Important

You are viewing the archived documentation of TiDB, which no longer receives updates. It is recommended that you use the latest LTS version of the TiDB database.

TiSpark Deployment Topology

Warning

TiSpark support in the TiUP cluster is still an experimental feature. It is NOT recommended to use it in the production environment.

This document introduces the TiSpark deployment topology and how to deploy TiSpark based on the minimum cluster topology.

TiSpark is a component built for running Apache Spark on top of TiDB/TiKV to answer complex OLAP queries. It brings benefits of both the Spark platform and the distributed TiKV cluster to TiDB and makes TiDB a one-stop solution for both online transactions and analytics.

For more information about the TiSpark architecture and how to use it, see TiSpark User Guide.

Topology information

Instance	Count	Physical machine configuration	IP	Configuration
TiDB	3	16 VCore 32GB * 1	10.0.1.1 10.0.1.2 10.0.1.3	Default port Global directory configuration
PD	3	4 VCore 8GB * 1	10.0.1.4 10.0.1.5 10.0.1.6	Default port Global directory configuration
TiKV	3	16 VCore 32GB 2TB (nvme ssd) * 1	10.0.1.7 10.0.1.8 10.0.1.9	Default port Global directory configuration
TiSpark	3	8 VCore 16GB * 1	10.0.1.21 (master) 10.0.1.22 (worker) 10.0.1.23 (worker)	Default port Global directory configuration
Monitoring & Grafana	1	4 VCore 8GB * 1 500GB (ssd)	10.0.1.11	Default port Global directory configuration

Topology templates

For detailed descriptions of the configuration items in the above TiDB cluster topology file, see Topology Configuration File for Deploying TiDB Using TiUP.

Note

You do not need to manually create the tidb user in the configuration file.
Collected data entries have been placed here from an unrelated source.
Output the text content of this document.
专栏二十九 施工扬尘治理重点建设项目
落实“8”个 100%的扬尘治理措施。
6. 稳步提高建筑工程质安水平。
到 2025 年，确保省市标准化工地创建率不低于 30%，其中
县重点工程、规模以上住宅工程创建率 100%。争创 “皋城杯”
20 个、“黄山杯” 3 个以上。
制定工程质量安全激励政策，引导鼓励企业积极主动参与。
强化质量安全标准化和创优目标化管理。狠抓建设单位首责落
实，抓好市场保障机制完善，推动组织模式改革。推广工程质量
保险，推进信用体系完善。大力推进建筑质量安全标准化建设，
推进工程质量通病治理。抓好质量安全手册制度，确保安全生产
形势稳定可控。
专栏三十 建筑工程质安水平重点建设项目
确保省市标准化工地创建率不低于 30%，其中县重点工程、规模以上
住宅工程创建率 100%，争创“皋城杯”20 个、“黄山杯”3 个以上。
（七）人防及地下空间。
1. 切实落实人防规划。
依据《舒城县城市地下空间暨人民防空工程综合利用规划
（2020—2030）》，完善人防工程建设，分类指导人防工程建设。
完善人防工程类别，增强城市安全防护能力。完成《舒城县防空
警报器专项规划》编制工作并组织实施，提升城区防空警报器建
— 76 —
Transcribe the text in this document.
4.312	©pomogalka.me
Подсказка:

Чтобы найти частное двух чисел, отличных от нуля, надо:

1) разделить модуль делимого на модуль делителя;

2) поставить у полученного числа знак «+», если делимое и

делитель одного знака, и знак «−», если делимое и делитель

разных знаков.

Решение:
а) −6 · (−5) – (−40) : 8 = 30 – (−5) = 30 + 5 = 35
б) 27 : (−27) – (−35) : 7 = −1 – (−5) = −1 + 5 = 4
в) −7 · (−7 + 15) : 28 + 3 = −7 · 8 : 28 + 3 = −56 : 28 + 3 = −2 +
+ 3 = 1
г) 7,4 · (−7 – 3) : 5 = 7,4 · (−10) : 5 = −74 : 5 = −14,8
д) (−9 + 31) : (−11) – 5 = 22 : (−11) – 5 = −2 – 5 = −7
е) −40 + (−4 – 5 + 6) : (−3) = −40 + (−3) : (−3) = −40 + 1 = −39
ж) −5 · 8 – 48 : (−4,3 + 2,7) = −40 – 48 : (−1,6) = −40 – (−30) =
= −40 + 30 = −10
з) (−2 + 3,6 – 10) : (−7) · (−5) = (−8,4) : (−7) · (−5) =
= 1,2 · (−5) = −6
The TiUP cluster component automatically creates the tidb user on the target machines. You can customize the user, or keep the user consistent with the control machine.
If you configure the deployment directory as a relative path, the cluster will be deployed in the home directory of the user.

Prerequisites

TiSpark is based on the Apache Spark cluster, so before you start the TiDB cluster that contains TiSpark, you must ensure that Java Runtime Environment (JRE) 8 is installed on the server that deploys TiSpark. Otherwise, TiSpark cannot be started.

TiUP does not support installing JRE automatically. You need to install it on your own. For detailed installation instruction, see How to download and install prebuilt OpenJDK packages.

If JRE 8 has already been installed on the deployment server but is not in the path of the system's default package management tool, you can specify the path of the JRE environment to be used by setting the java_home parameter in the topology configuration. This parameter corresponds to the JAVA_HOME system environment variable.